The same was true of Bent Stiansen, head of the Statholdergaarden in Oslo (Norway), winner of the Bocuse d'Or in 1993. "I have to motivate very young children. At the age of 6 and at 9 I was the 'chef de cuisine' at home when my father would leave for several weeks by boat for his work."

2. Know Yourself

Christian Faure, pastry chef at Maison Christian Faure in Montreal, insisted on "knowing one's own shortcomings and knowing where one is in the business to work on one's weaknesses, "self-knowledge is the biggest challenge," said the pastry chef.

3. Self-Sacrifice

Christophe Bacquié, two-star chef of the Hotel du Castellet, and local jury member in S.Pellegrino Young Chef 2018 also won the title of Meilleur Ouvrier de France in 2014. He stressed the commitment required to prepare for competitions like MOF: "Competition preparation should not impact the work of a young chef in a brigade, he has to train outside of his hours at the restaurant," he insisted. "In that case, sleeping is almost a waste of time."

4. Picking the right competition

Pastry chef Christian Faure also advised young people to choose their competition. "We do not get into the MOF contest at 19 unless we're a prodigy," he insists. "You have to sort according to the age, the scope of the competition and go slowly."

3. Learn to manage stress

Participating in large-scale competitions like the MOF or the Bocuse d'Or can be stressful, even for the best chefs in the world. To avoid being destabilized, Christian Faure recommended that young people put themselves under duress in order to control their nerves better during D-Day. "I knew that I had mastered my subject but I also knew that I was very uncomfortable with it in public, "said the pastry chef. "So, I started doing demonstrations in the street, it didn't help me to acquire more technique, but it was because of that, I learned to manage my stress better."

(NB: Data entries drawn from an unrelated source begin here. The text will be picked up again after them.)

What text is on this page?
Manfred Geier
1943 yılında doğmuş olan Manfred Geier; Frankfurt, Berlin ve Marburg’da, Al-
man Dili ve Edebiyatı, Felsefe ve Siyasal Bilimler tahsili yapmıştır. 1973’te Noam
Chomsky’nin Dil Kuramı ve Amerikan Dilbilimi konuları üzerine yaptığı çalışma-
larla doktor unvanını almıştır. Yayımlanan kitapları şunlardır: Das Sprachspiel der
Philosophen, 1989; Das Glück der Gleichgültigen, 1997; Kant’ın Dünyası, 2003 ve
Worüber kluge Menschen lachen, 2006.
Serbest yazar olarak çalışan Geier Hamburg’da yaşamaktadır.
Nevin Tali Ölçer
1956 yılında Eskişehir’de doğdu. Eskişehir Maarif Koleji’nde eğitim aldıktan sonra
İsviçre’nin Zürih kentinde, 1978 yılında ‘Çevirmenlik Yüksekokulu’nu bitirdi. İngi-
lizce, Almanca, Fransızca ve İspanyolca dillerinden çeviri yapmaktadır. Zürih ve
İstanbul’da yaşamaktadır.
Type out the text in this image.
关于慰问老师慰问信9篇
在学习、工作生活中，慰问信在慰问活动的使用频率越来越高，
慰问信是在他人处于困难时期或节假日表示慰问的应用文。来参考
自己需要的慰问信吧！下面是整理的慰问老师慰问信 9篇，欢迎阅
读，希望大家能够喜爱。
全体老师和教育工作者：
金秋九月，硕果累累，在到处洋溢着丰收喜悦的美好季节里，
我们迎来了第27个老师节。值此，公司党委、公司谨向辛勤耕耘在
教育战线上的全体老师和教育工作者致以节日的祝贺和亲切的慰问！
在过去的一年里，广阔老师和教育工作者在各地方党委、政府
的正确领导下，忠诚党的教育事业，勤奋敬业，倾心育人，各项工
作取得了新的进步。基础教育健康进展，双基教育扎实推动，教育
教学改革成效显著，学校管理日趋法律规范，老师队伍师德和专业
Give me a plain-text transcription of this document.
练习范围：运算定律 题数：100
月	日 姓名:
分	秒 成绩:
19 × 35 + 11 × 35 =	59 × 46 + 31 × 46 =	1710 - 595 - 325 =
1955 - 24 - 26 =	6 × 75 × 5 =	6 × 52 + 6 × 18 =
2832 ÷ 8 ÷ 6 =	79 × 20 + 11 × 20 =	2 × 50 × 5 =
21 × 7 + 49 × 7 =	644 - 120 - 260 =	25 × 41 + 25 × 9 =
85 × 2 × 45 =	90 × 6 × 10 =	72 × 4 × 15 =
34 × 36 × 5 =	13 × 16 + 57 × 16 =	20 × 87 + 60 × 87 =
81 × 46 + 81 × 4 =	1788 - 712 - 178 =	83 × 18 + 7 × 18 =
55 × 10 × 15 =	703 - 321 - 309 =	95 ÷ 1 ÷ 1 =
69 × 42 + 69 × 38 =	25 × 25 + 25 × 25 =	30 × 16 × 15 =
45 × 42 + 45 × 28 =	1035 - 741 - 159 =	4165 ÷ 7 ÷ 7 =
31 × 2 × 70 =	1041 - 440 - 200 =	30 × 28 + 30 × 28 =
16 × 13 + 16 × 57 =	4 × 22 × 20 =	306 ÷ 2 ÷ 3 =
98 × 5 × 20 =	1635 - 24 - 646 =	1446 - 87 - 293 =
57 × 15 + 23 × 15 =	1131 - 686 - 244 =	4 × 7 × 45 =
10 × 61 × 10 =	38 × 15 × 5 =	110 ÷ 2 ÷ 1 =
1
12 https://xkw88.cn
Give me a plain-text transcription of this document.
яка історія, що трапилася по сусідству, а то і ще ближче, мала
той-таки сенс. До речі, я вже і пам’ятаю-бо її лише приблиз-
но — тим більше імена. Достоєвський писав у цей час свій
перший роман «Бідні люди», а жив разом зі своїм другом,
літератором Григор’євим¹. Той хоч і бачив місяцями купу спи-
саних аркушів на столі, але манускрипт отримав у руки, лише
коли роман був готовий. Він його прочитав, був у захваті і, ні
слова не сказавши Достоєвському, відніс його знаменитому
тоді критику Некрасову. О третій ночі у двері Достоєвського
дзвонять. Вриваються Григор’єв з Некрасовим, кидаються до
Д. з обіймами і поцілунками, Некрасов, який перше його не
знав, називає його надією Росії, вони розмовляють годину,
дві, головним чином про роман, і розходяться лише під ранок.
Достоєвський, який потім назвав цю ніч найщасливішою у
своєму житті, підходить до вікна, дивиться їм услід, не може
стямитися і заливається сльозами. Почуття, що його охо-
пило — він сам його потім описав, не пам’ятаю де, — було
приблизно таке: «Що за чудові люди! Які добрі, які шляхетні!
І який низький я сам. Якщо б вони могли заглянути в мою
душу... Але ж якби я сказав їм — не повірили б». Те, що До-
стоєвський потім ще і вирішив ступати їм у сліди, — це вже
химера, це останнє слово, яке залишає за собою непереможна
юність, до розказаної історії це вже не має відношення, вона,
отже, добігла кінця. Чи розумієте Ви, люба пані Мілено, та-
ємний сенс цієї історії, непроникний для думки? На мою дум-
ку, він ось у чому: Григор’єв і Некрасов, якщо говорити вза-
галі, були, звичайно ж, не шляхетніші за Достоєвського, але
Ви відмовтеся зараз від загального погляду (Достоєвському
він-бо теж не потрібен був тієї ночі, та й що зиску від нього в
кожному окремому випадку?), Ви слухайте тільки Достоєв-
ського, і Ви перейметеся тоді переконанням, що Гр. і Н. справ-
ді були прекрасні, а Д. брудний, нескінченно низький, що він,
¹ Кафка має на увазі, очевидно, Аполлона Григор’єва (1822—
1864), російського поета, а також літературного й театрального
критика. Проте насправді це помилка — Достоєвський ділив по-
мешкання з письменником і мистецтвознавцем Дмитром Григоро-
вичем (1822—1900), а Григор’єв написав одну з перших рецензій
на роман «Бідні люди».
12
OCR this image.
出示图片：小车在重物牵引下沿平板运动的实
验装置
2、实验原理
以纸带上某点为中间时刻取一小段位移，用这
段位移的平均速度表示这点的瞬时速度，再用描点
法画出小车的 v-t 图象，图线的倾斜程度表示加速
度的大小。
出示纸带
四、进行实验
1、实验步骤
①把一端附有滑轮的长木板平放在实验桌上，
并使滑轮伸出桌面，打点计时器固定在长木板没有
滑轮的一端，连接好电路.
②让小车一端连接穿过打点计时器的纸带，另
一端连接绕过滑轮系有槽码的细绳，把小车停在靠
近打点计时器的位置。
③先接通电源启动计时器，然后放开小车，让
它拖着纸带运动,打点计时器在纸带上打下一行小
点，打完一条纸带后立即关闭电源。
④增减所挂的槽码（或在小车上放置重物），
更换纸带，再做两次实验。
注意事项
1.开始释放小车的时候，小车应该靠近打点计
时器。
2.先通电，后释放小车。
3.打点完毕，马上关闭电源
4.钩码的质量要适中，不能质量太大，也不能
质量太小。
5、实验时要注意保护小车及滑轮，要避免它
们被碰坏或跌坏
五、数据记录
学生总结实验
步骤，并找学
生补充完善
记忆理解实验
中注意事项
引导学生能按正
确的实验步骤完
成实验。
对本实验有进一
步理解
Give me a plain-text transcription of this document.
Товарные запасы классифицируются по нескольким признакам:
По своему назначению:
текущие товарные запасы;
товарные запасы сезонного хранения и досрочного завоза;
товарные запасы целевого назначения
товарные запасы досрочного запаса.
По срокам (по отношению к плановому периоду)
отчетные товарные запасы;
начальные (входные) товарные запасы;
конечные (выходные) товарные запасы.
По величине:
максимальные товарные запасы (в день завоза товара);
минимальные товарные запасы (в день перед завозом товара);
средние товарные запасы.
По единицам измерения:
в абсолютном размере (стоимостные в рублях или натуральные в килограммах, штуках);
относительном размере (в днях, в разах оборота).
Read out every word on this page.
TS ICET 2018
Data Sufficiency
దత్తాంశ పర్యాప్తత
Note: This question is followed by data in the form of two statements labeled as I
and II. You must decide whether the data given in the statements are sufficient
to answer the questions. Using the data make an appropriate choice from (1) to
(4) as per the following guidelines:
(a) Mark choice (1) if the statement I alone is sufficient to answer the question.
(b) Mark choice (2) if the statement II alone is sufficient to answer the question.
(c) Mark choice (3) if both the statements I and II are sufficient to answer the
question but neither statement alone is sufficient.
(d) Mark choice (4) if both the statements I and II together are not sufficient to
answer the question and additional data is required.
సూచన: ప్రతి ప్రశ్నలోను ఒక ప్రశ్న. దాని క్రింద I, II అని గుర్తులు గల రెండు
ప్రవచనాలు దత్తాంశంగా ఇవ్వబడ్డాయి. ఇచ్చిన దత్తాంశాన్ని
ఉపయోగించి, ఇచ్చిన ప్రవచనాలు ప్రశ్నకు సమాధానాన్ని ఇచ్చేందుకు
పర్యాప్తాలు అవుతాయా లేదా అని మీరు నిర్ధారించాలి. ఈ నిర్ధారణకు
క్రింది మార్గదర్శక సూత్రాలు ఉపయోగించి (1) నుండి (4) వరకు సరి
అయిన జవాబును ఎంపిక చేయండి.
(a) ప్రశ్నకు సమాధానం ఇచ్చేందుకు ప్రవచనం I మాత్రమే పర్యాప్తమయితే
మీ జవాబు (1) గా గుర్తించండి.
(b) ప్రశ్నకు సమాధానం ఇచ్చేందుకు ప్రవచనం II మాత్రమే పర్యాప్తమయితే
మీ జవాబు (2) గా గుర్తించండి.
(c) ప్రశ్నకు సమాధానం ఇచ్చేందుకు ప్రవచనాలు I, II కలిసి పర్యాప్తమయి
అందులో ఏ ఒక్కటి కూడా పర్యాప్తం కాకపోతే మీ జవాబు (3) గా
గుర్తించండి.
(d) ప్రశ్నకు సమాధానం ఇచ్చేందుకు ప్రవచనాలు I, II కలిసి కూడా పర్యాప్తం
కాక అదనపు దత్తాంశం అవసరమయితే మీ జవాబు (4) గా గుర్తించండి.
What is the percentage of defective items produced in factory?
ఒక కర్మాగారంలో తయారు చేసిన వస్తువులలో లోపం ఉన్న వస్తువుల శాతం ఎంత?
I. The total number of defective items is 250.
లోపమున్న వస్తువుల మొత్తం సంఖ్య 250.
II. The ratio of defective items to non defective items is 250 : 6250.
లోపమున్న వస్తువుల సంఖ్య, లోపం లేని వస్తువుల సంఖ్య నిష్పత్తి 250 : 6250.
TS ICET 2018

4. Learn how to manage time

In each contest, time is running out. Young chefs must, therefore, train several times to adapt their work and their actions to the allotted time. "Putting yourself in real conditions to respect the timing is very important," advises Christophe Bacquié.

7. Choose your mentor

For many competitions, and especially for the Bocuse d'Or, chefs are entitled to a mentor. All the chefs present agreed on the fact that the choice of this mentor is essential to helping them move in the right direction. "Great chefs are like locomotives that get a real job behind them," they hypothesised. "It's also our role to spot young talents among our brigades and to make them compete," said Michel Roth, Meilleur Ouvrier de France and chef at Le Wilson restaurant in Geneva (Switzerland).

8. Surround yourself with the right people

"The entourage is important, even essential," said Christophe Bacquié. "We do the competitions for us, but it also has an impact on our loved ones, because the time spent working and training is time lost with loved ones, so we need a very understanding environment."

9. Modesty

Michel Roth also emphasized the moral qualities that a young chef must have to reach the highest level. "The title of Meilleur Ouvrier de France is recognized around the world, but we must always make sure that we remain modest, simple and always challenge ourselves to keep moving forward."

A very important point also for Arne SØRVIG, Director of the Bocuse d'Or Norway: "The personal attitude is premium, you have to be honest and have morality."

10. Anticipate a substantial budget

Participate in a culinary contest at a price! "At the time when I did the Bocuse d'Or, I invested 12,000 euros," recalls Bent Stiansen. "Today, participation costs about 400,000 euros or even 1 million for teams like the United States. "Of course, for this type of competition, the candidates have sponsors, but we must keep in mind that equipment, ingredients, travel or housing all have a cost.

11. Lead a healthy lifestyle

"Preparing for the competitions requires a lot of investment, so it is important to maintain a healthy lifestyle, not to binge eat or drink too much," recalls Joseph Viola.

12. Do not forget creativity

Finally, the chefs recalled that while a young cook must acquire a lot of technique, above all they must have creativity.